老先生加入黃巾過後,病看得少,處理傷卻是熟手,交給他沒問題。

“你走。”

荀柔都不知道該不該怪波連,這小子自己跑回來,看來是想帶他一道走,但搞成現在這樣...他是波才的親弟弟,若是被抓住,根本沒有周轉機會,肯定是要砍頭的。

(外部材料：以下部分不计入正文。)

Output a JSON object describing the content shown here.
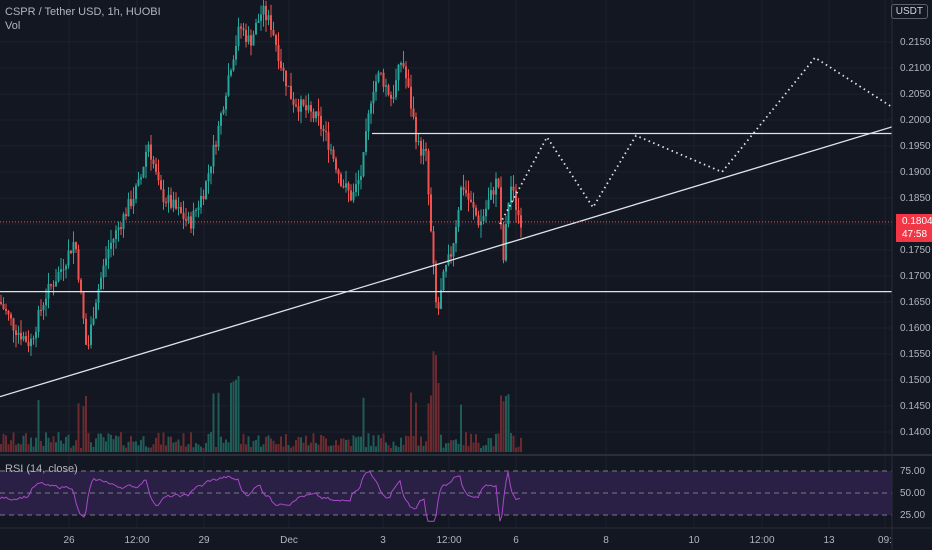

“你、你不會死吧...”波連緊張無措得急紅眼睛,在旁邊杵著,卻幫不上忙。

“宗繼快走吧,你在這裡,公子說不清的,”老頭一邊動手飛快,一邊條理清晰地勸道,“黃天已死,你跟著兄長奔命去吧,若是將來你也活著,再回報公子。”

“公子要是死了,”波連最後終於鄭重道,“我一定拿這條性命相抵,我說到做到,我會回來的。”

“滾。”什麼反派台詞。

波連終於滾了。

他能否成功逃出,荀柔心裡沒底,波才顧念大局,大概不會回來找他,而他自己現在也已經顧不及。

“這樣吧。”老人手腳飛快的將傷口裹好,“這要綁得太整齊,要引人懷疑了,公子這傷,傷得也算巧,看著凶險,倒也還沒傷著要害,禍兮,福之所倚;福兮,禍之所伏。也盼著公子,此後逢凶化吉。”

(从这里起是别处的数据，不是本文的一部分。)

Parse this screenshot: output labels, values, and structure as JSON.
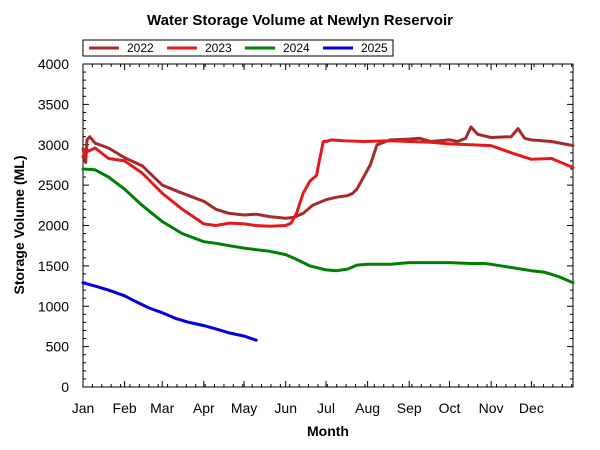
{
  "chart_data": {
    "type": "line",
    "title": "Water Storage Volume at Newlyn Reservoir",
    "xlabel": "Month",
    "ylabel": "Storage Volume (ML)",
    "x_unit": "day of year",
    "xlim": [
      1,
      366
    ],
    "ylim": [
      0,
      4000
    ],
    "yticks": [
      0,
      500,
      1000,
      1500,
      2000,
      2500,
      3000,
      3500,
      4000
    ],
    "xticks": [
      {
        "label": "Jan",
        "day": 1
      },
      {
        "label": "Feb",
        "day": 32
      },
      {
        "label": "Mar",
        "day": 60
      },
      {
        "label": "Apr",
        "day": 91
      },
      {
        "label": "May",
        "day": 121
      },
      {
        "label": "Jun",
        "day": 152
      },
      {
        "label": "Jul",
        "day": 182
      },
      {
        "label": "Aug",
        "day": 213
      },
      {
        "label": "Sep",
        "day": 244
      },
      {
        "label": "Oct",
        "day": 274
      },
      {
        "label": "Nov",
        "day": 305
      },
      {
        "label": "Dec",
        "day": 335
      }
    ],
    "grid": false,
    "legend": "top-left",
    "series": [
      {
        "name": "2022",
        "color": "#a52a2a",
        "x": [
          1,
          3,
          4,
          6,
          10,
          20,
          32,
          45,
          60,
          75,
          91,
          100,
          110,
          121,
          130,
          140,
          152,
          158,
          165,
          172,
          182,
          190,
          198,
          202,
          205,
          210,
          215,
          220,
          230,
          244,
          252,
          260,
          274,
          280,
          286,
          290,
          295,
          305,
          320,
          325,
          330,
          335,
          350,
          366
        ],
        "y": [
          2950,
          2780,
          3060,
          3100,
          3020,
          2960,
          2840,
          2740,
          2500,
          2400,
          2300,
          2200,
          2150,
          2130,
          2140,
          2110,
          2090,
          2100,
          2150,
          2250,
          2320,
          2350,
          2370,
          2400,
          2450,
          2600,
          2750,
          3000,
          3060,
          3070,
          3080,
          3040,
          3060,
          3040,
          3080,
          3220,
          3130,
          3090,
          3100,
          3200,
          3080,
          3060,
          3040,
          2990
        ]
      },
      {
        "name": "2023",
        "color": "#e31a1c",
        "x": [
          1,
          3,
          5,
          10,
          20,
          32,
          45,
          60,
          75,
          91,
          100,
          110,
          121,
          130,
          140,
          152,
          156,
          160,
          165,
          170,
          175,
          177,
          180,
          182,
          186,
          195,
          210,
          230,
          244,
          260,
          274,
          290,
          305,
          320,
          335,
          350,
          360,
          366
        ],
        "y": [
          2850,
          2950,
          2920,
          2960,
          2830,
          2800,
          2650,
          2400,
          2200,
          2020,
          2000,
          2030,
          2020,
          2000,
          1990,
          2000,
          2030,
          2150,
          2400,
          2550,
          2620,
          2800,
          3040,
          3040,
          3060,
          3050,
          3040,
          3050,
          3040,
          3030,
          3010,
          3000,
          2990,
          2900,
          2820,
          2830,
          2760,
          2720
        ]
      },
      {
        "name": "2024",
        "color": "#008000",
        "x": [
          1,
          10,
          20,
          32,
          45,
          60,
          75,
          91,
          100,
          110,
          121,
          130,
          140,
          152,
          160,
          170,
          182,
          190,
          198,
          205,
          213,
          230,
          244,
          260,
          274,
          290,
          300,
          305,
          320,
          335,
          345,
          355,
          366
        ],
        "y": [
          2700,
          2690,
          2600,
          2450,
          2250,
          2050,
          1900,
          1800,
          1780,
          1750,
          1720,
          1700,
          1680,
          1640,
          1580,
          1500,
          1450,
          1440,
          1460,
          1510,
          1520,
          1520,
          1540,
          1540,
          1540,
          1530,
          1530,
          1520,
          1480,
          1440,
          1420,
          1370,
          1290
        ]
      },
      {
        "name": "2025",
        "color": "#0000e0",
        "x": [
          1,
          10,
          20,
          32,
          40,
          50,
          60,
          70,
          80,
          91,
          100,
          110,
          121,
          130
        ],
        "y": [
          1290,
          1250,
          1200,
          1130,
          1060,
          980,
          920,
          850,
          800,
          760,
          720,
          670,
          630,
          580
        ]
      }
    ]
  }
}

老人說得其實不錯,受傷對於現在的他來說,並不算壞事。

荀柔望著老者,《道德經》,這是個讀書之人,通達且有智慧,卻不知為何淪落到如此。

“多謝。”外麵喊殺聲越來越近,他撐著劍站起來的工夫,老頭扯了床單裹住張角的頭。

“公子,荀公子,”老頭遞上布裹,他臉上交疊的皺紋,如同斑駁的樹皮,眼睛渾濁,“公子說過這天下要亂了,天下亂起來,這小民...還有活路嗎?”

他問著這句話,站在原處,目送荀柔離開。

“路...”鮮血滴落,沿著前進的方向,“總是走出來的。”

擎著長槊的校尉,帶著親衛,突破張梁帶領的黃巾,拍馬衝入城池。四處都是火焰,橫槊所過,濺出一片腥風血雨,□□戰馬突然嘶鳴一聲,身後突然一靜,校尉迎頭望去,頓時明白身後為何如此。

赤黃烈火之中,少年緩緩邁出廣宗縣衙大門。

他一手執著帶血長劍,一手提著正滴著血的布包,白衣臟汙得很,染了血和炭灰,然而這一切,仿佛都為了襯出那張容顏。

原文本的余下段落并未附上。